L’episodio si è verificato all’interno dell’abitazione della coppia. A dare l’allarme sono stati alcuni residenti della zona, insospettiti da rumori anomali provenienti dall’appartamento. La prima a intervenire è stata una nipote, allertata proprio dai vicini, seguita poco dopo dagli altri familiari. Quando i soccorsi sono arrivati sul posto, la situazione è apparsa subito critica.
La donna è stata trasportata d’urgenza all’ospedale Santa Corona di Pietra Ligure, dove è ricoverata in condizioni disperate. Secondo quanto emerso, le sue condizioni sarebbero gravissime, al punto che i medici non escludono il peggio. L’uomo, invece, è stato trasferito all’ospedale San Paolo di Savona in codice giallo: non sarebbe in pericolo di vita.

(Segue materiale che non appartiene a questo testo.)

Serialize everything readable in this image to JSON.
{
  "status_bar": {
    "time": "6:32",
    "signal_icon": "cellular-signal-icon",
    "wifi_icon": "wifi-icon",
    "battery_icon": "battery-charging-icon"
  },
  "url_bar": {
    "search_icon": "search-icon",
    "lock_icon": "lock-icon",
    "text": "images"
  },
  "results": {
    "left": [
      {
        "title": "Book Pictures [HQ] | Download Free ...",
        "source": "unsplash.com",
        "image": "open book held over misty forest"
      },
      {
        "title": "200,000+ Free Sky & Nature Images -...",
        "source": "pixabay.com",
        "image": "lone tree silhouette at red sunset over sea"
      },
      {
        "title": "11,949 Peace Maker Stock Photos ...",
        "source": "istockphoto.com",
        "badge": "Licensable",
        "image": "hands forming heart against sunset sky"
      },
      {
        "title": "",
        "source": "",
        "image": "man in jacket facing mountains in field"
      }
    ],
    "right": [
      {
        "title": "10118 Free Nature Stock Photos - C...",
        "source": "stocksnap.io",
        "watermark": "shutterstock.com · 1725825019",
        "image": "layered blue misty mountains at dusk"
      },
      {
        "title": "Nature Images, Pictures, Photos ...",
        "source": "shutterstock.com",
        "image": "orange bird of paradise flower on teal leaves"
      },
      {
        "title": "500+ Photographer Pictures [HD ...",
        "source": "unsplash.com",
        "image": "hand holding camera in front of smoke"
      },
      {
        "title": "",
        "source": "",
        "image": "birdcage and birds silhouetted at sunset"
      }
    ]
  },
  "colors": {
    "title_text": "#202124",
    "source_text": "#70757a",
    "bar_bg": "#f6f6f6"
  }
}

Sul luogo della tragedia sono intervenuti i carabinieri, che hanno avviato gli accertamenti per ricostruire con esattezza la dinamica dei fatti e le responsabilità. Le prime ipotesi investigative si concentrano su un contesto familiare segnato da una lunga sofferenza: la donna, infatti, sarebbe stata affetta da una grave forma di demenza, una condizione che avrebbe inciso profondamente sulla quotidianità della coppia.
Secondo le ricostruzioni iniziali, il gesto potrebbe essere maturato proprio all’interno di questa situazione di forte disagio e logoramento emotivo, culminata nella lite sfociata poi nella violenza. Un quadro che, se confermato, aprirebbe ancora una volta interrogativi sul peso dell’assistenza familiare agli anziani non autosufficienti e sulla solitudine in cui spesso si consumano drammi di questo tipo.
Le indagini proseguono per chiarire ogni dettaglio dell’accaduto.